Pushback from the US Justice Department has complicated the proposed railroad mega-merger between Canadian Pacific Railway and Kansas City Southern, reported Bloomberg.
Canadian Pacific agreed last month to acquire Kansas City Southern for about US$29 billion, including the assumption of debt. The primary regulator for the railroad industry is the Surface Transportation Board, which has the final say over whether any deal can go ahead. But in a letter Monday, April 12, the Justice Department asserted a “statutory right to intervene” and outlined its thoughts on how the railroad regulator should go about reviewing what would be the largest ever merger between two major North American carriers.
While the Justice Department doesn’t yet have a view on the merits or competitive impact of the transaction itself, it advocates for the deal to be assessed according to tougher merger rules adopted in 2001 that require railroads to prove a transaction is in the public interest and enhances competition.
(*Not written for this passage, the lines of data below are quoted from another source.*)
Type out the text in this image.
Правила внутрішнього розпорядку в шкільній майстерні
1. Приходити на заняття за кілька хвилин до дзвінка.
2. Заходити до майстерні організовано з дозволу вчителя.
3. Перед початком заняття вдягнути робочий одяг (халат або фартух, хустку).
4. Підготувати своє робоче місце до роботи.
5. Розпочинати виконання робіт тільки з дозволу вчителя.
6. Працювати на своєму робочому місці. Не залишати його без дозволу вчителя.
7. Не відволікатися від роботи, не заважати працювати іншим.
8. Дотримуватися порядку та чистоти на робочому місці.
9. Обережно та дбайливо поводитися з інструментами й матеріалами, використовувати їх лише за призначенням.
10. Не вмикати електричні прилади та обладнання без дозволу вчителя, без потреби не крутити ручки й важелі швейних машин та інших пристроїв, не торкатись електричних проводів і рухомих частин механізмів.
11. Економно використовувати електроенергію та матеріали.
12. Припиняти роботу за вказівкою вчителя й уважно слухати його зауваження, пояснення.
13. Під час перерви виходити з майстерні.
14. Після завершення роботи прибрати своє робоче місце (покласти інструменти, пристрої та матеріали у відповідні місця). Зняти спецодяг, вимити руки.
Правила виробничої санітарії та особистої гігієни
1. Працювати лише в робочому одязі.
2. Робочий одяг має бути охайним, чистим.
Kansas City Southern had been granted an exemption from those rules when they were announced because of its relative size. In a filing late Monday, the companies argued that pulling that waiver “would unnecessarily complicate the review process.” At the same time, they’ve been pushing the argument that the streamlined network created by the merged entity will create new service options for shippers and help lure freight traffic away from the more carbon-intensive trucking industry. Translation: The deal does meet the higher standards for public interest and enhanced competition but the companies shouldn’t have to prove it under the new rules because that would be time-consuming.
It’s a bit weird. Either the deal passes muster or it doesn’t — and if the companies are confident in the benefits, they should welcome the extra scrutiny. Some rivals and large shipping groups have also asked that the exemption be revoked, arguing the sheer scale of the tie-up and the growth of Kansas City Southern’s operations in the past two decades warrant a tougher standard.